トバルはそんな中、わざとらしく大きな舌打ちを吐き出し、トンカーを乱暴に後ろへ放り出す。

とりあえず一命は取り留めたようだ。

簡単に言うと『情報源』として生かされたということだろう。

トバルもランドルフもまるで気を許しているはずもないが、シャーキッドだけは楽しそうな顔で、トンカーの肩に手を回す。
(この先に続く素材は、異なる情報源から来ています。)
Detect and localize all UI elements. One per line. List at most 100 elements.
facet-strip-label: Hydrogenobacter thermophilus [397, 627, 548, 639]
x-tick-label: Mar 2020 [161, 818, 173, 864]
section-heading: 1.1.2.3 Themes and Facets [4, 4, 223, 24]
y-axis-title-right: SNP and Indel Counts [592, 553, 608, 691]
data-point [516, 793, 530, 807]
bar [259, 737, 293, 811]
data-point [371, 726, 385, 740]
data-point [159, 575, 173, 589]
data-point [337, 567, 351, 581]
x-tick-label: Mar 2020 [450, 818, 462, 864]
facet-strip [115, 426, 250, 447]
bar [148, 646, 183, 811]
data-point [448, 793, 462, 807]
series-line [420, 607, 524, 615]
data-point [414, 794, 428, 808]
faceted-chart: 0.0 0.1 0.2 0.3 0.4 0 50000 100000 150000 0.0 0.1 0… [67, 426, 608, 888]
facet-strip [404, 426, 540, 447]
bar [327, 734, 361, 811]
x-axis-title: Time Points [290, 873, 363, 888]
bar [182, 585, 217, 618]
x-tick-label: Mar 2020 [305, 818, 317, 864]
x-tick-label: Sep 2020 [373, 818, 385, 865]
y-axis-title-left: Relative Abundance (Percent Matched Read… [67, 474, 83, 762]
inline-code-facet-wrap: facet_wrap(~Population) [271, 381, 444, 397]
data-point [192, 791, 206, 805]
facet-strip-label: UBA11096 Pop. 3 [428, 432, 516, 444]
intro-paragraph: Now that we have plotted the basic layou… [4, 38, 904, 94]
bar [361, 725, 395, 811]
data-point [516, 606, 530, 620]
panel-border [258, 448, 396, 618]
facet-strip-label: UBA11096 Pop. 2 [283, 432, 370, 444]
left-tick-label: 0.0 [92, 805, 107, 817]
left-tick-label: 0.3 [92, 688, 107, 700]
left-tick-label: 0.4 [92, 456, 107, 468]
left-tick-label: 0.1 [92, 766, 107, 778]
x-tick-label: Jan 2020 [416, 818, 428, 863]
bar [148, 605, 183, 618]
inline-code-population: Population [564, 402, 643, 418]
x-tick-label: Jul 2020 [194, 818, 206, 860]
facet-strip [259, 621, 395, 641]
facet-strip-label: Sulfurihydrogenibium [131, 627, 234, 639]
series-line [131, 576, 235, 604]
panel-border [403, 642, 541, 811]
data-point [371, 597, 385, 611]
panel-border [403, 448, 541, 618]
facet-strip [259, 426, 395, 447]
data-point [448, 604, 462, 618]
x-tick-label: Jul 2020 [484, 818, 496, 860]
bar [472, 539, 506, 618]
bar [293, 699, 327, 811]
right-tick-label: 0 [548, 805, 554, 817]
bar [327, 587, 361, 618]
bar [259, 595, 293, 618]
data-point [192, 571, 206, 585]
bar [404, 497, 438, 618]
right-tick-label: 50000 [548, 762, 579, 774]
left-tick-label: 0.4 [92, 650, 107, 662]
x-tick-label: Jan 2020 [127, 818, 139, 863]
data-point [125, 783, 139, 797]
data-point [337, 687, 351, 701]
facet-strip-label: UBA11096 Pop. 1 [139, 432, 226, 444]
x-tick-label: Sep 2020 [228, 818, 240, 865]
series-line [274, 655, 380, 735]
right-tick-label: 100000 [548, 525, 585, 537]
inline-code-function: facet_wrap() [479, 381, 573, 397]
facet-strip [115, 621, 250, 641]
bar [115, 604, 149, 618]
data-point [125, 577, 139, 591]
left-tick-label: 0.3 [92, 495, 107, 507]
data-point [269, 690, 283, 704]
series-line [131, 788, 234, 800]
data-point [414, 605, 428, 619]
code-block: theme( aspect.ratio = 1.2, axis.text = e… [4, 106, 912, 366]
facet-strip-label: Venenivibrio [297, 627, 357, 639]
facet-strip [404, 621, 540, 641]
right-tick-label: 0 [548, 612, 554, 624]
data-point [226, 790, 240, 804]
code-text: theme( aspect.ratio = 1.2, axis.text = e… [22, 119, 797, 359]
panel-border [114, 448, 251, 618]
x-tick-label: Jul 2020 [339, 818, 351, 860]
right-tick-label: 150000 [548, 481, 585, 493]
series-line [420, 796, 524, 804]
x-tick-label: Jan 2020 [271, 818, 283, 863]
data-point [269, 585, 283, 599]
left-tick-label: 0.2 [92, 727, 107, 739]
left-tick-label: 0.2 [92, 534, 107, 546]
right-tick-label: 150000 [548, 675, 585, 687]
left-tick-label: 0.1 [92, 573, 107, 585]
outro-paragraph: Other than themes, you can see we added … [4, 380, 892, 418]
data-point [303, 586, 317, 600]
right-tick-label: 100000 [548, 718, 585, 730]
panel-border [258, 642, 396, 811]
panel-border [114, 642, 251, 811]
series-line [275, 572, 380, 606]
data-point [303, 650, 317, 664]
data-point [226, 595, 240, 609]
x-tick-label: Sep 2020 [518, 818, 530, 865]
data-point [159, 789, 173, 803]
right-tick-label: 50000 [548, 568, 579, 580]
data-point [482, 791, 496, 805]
「カカッ!!良かったなぁ、殺されなくて。お前らのしたことを考えれば即処刑でもおかしくなかったんだぜ…………?トバルの旦那の温情に感謝しなきゃなァ…………?」


シャーキッドはそう言ってまた一人「カカッ!!カカッ!!」と笑った。

生きながらえたとは言っても、幸せかどうかは別の話だ。

場合によっては、死んだ方がマシな目に遭わされる可能性もある。


「それで…………?その男を今から尋問するのか?」


ランドルフはあからさまに不機嫌な様子で問いかけた。

すぐにでも襲いかかりそうなほどに殺意満々の顔だ。

情報源としては納得しても、やはり殺すことは諦めていないらしい。


「いや、今からだと"時間"がヤベェだろう?ちょうど門はすぐそこなんだ。いっそのこと"中"で聞いた方が効率良いんじゃねぇか?」


"中"とは、おそらく『中央区』のことだと思われた。

思っていた展開とは違うが、一応はトンカーの目的地だ。

トバルとランドルフは明らかにイライラした様子だが、確かに"時間"は迫っている。

中央区への入場には決められた時間帯があるのだ。

それを過ぎるともう入れなくなる。


「チッ!!!!なら、しっかりと見張っておけよッ!!逃がすことだけは絶対に許さんからなァッ!!」


トバルはそう言って、またしても怒りながら大股でズカズカと先を歩いていった。

ランドルフとシャーキッドもそれに続く。

トンカーだけは他の兵士たちに手錠で拘束され、完全に捕虜のような扱いだ。

まぁ、シャーキッドの言う通り、この状況で殺されていないだけマシではあるだろう。

運はもう尽きたとばかり思っていたが、まだ少しばかりは残っていたらしい。


(コレで俺も、『貴族街』に…………)


まだ何一つとして問題は解決していないが、トンカーは一旦その目的地に想いを馳せた。

夢にまで見た安息の地だ。

まぁ、情報を喋らされた後はどうなるか分からないが、ここで一人取り残されるよりはマシに違いない。

こうして────。

ただただ流されるままに、トンカーはトバルたちと行動を共にすることになった。

トバルがいれば、『入場料』についても解決だ。

トンカーはホッと息を吐く。

程なくしてこの地に"災厄"が降りかかることを、未だ知らないまま────。